My journey into post-graduate study was fairly standard. I started my Criminology degree at Birmingham City University (BCU) back in 2013 with the express intention that I would join the police at the end of the programme. As my undergraduate degree continued I was more drawn to the probation service until, sometime towards the start of third year some of my lecturers made me aware of the (extremely long) path to becoming an academic and teaching and researching for a living. This idea was cemented following my involvement in BCU’s annual HMP Grendon debate as a lead debater, which brought home my passion for Criminology and academia more generally. After working in America for a summer, I started my MA at BCU in 2017 and went on to graduate with a distinction, having written a dissertation on gym culture and masculinity. I subsequently got accepted onto the Charityworks graduate scheme and worked in social housing as a Housing Officer for a year, before getting the opportunity to complete a funded PhD at Northumbria.
My PhD journey has been a largely enjoyable one, particularly the year I spent in gyms interviewing bodybuilders, powerlifters and other IPED users.

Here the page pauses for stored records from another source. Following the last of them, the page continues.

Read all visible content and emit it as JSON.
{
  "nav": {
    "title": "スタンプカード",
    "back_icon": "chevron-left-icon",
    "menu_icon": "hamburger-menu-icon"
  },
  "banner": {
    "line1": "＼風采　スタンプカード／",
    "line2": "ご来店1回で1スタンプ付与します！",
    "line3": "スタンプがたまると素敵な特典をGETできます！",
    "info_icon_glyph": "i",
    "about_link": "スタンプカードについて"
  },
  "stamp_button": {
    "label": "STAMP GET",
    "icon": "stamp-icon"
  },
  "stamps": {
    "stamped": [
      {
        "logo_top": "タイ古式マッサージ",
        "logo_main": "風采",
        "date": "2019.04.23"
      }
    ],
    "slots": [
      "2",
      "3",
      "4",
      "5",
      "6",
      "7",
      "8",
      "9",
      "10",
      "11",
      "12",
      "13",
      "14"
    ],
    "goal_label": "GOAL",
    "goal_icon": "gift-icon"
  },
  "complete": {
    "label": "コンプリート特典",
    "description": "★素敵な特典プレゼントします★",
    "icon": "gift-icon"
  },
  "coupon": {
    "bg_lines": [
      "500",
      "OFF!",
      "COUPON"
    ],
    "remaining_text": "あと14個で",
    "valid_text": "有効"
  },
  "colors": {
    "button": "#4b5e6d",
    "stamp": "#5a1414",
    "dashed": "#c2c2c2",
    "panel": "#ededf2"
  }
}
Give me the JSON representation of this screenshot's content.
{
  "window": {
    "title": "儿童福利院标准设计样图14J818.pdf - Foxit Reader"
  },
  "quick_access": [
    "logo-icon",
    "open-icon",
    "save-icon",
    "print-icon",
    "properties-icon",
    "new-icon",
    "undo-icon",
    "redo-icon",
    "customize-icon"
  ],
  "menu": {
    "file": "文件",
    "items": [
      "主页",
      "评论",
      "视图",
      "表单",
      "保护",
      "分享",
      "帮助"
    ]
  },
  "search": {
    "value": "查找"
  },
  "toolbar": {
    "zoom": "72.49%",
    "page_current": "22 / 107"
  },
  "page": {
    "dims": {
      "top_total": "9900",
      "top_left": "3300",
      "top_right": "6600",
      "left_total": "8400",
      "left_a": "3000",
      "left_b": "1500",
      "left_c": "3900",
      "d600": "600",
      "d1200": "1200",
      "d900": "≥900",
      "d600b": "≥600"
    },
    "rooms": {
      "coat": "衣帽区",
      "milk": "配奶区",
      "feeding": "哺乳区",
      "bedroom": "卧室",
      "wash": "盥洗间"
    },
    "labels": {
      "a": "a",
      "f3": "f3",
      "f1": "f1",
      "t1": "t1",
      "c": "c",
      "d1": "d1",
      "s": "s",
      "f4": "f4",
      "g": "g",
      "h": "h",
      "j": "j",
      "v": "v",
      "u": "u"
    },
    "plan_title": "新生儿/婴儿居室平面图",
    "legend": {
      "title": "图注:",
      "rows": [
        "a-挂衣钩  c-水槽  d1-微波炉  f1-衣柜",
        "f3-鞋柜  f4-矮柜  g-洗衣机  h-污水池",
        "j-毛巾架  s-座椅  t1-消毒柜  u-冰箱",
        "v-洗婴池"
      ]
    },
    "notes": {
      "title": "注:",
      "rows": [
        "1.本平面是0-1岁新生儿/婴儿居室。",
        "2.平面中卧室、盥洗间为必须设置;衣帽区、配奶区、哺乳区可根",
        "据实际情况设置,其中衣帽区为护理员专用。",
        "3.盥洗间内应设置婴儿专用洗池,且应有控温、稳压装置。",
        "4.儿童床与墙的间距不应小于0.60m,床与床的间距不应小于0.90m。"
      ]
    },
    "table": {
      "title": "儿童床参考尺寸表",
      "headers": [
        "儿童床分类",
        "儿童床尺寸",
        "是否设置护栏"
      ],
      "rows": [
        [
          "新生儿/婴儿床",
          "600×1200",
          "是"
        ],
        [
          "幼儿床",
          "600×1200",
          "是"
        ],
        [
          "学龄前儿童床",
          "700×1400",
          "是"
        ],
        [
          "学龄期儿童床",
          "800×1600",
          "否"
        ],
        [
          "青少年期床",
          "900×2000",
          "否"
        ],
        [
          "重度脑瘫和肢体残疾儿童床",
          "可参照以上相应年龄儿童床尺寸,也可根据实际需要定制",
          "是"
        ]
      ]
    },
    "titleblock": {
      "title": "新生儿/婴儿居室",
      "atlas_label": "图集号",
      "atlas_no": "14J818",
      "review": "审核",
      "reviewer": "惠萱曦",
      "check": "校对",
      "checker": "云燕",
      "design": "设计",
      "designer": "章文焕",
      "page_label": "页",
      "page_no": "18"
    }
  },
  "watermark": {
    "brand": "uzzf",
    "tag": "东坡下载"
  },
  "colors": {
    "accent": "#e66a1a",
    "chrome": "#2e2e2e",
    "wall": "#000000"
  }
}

I feel immensely lucky to have been given the opportunity and freedom to research an area that I am fascinated by under the supervision of an absolute ultra-realist dream team. But even writing up has been a fantastic experience – when else do you get the opportunity to essentially write a book about a topic you’re an expert on with no other professional obligations and a supervisory team that can guide you and help you achieve your absolute best?
My advice for anyone looking to pursue post-graduate study in Criminology is, unsurprisingly, to go for it! Find your niche, put in the hard graft and keep plugging away because the right opportunity will come up sooner or later. Our discipline is still young and therefore fresh ideas and new brains can really make an impact. Who knows, maybe you’ll be the next person to ‘revitalize’ Criminology!